NEWS

New Mexico PERA CIO explains market concerns, long-term strategy to participants

By Muskan Arora

Michael Shackelford, the chief investment officer of the $17.9B New Mexico Public Employees Retirement Association explained in a detailed letter about the pension plan’s long-term strategy amid market turmoil.

In the current environment, the pension plan has taken a strategic asset allocation approach where the staff is allocating to various active and passive managers, as the long-term plan is reviewed and altered every 3 to 4 years.

“The bottom line is that trying to predict the market can be worse than designing a well-diversified portfolio and riding through the volatility and downturn,” said the CIO, in the letter.

The pension plan has 33% of its current portfolio in public stocks and about 14% in private equity, “which lags public stocks pricing both up and down.”

The bond portfolio (both credit and high-grade bonds) totals to 32% of its total portfolio and has supported the plan through the volatile period.

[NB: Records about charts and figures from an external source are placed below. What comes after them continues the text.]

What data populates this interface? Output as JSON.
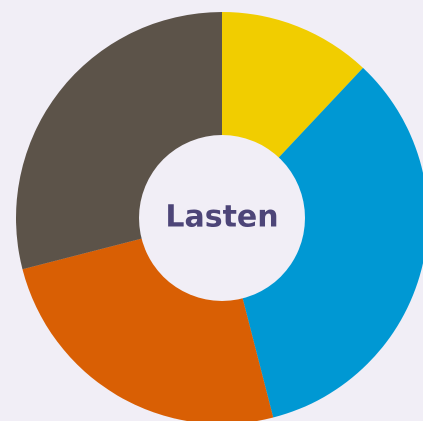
{
  "chart_data": {
    "type": "donut",
    "center_label": "Lasten",
    "values": [
      12,
      34,
      25,
      29
    ],
    "colors": [
      "#f1cd00",
      "#0098d3",
      "#d95f04",
      "#5c5349"
    ]
  }
}
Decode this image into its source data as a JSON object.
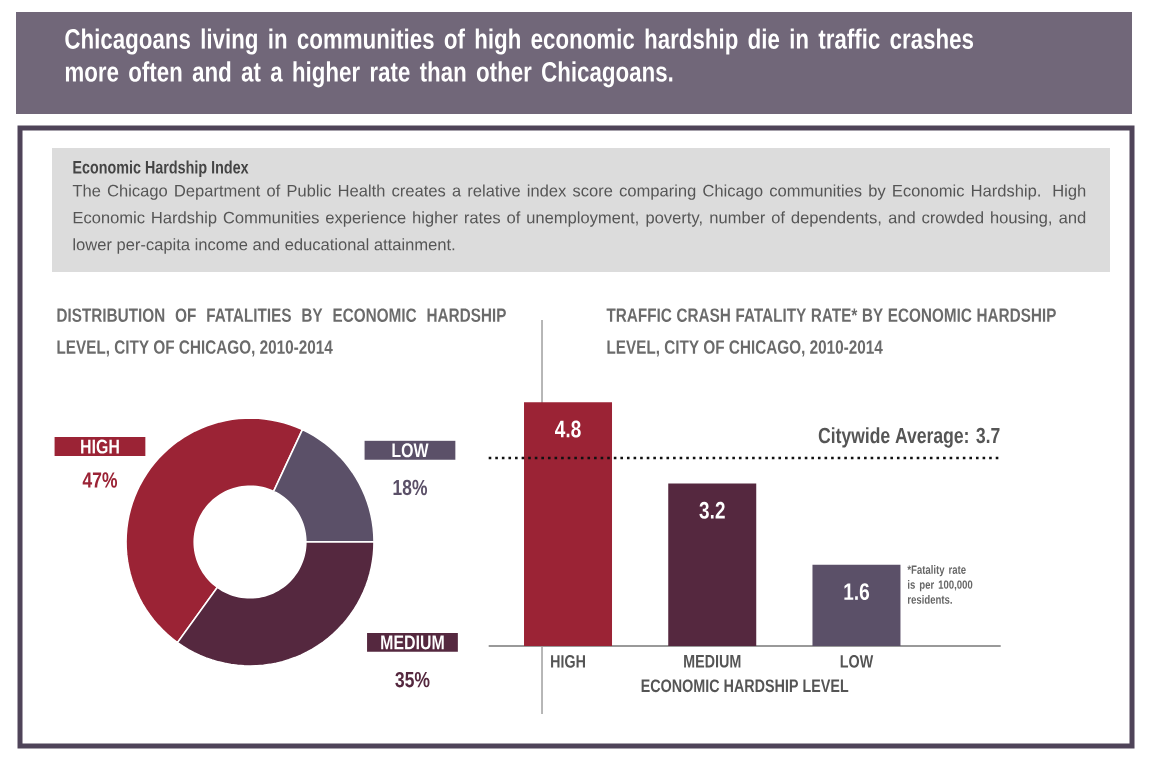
{
  "chart_data": [
    {
      "type": "other",
      "title": "Chicagoans living in communities of high economic hardship die in traffic crashes more often and at a higher rate than other Chicagoans.",
      "subtitle": "Economic Hardship Index",
      "annotations": [
        "The Chicago Department of Public Health creates a relative index score comparing Chicago communities by Economic Hardship. High Economic Hardship Communities experience higher rates of unemployment, poverty, number of dependents, and crowded housing, and lower per-capita income and educational attainment."
      ]
    },
    {
      "type": "donut",
      "title": "DISTRIBUTION OF FATALITIES BY ECONOMIC HARDSHIP LEVEL, CITY OF CHICAGO, 2010-2014",
      "categories": [
        "HIGH",
        "MEDIUM",
        "LOW"
      ],
      "values": [
        47,
        35,
        18
      ],
      "colors": [
        "#9b2335",
        "#55283f",
        "#5b5068"
      ],
      "value_labels": [
        "47%",
        "35%",
        "18%"
      ]
    },
    {
      "type": "bar",
      "title": "TRAFFIC CRASH FATALITY RATE* BY ECONOMIC HARDSHIP LEVEL, CITY OF CHICAGO, 2010-2014",
      "categories": [
        "HIGH",
        "MEDIUM",
        "LOW"
      ],
      "values": [
        4.8,
        3.2,
        1.6
      ],
      "colors": [
        "#9b2335",
        "#55283f",
        "#5b5068"
      ],
      "data_labels": true,
      "xlabel": "ECONOMIC HARDSHIP LEVEL",
      "tick_labels": "x",
      "ref_lines": [
        {
          "axis": "y",
          "value": 3.7,
          "label": "Citywide Average:  3.7",
          "line_style": "dotted",
          "color": "#111111"
        }
      ],
      "annotations": [
        "*Fatality rate is per 100,000 residents."
      ]
    }
  ]
}
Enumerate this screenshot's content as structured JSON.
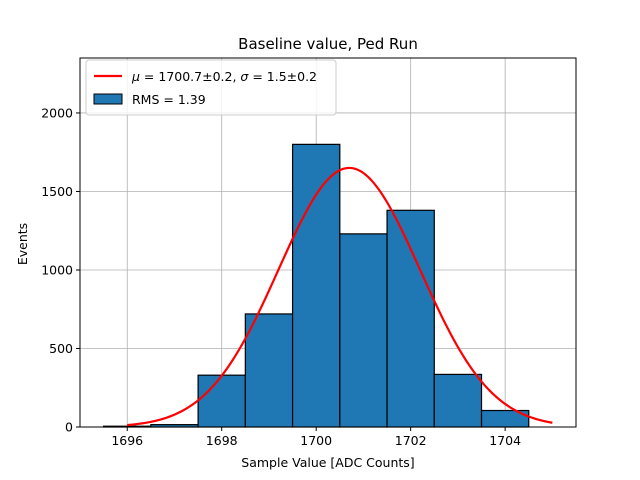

While explaining about using a strategic asset allocation, the CIO noted “timing the market is very difficult even for the biggest, most equipped, and most informed investors.”

“Like most public pensions, PERA lacks the systems, team size, and information advantage to time the market effectively.”

The pension plan reported a new return of 8.2%, as of December 31, with an assumed rate of return at 7.25%.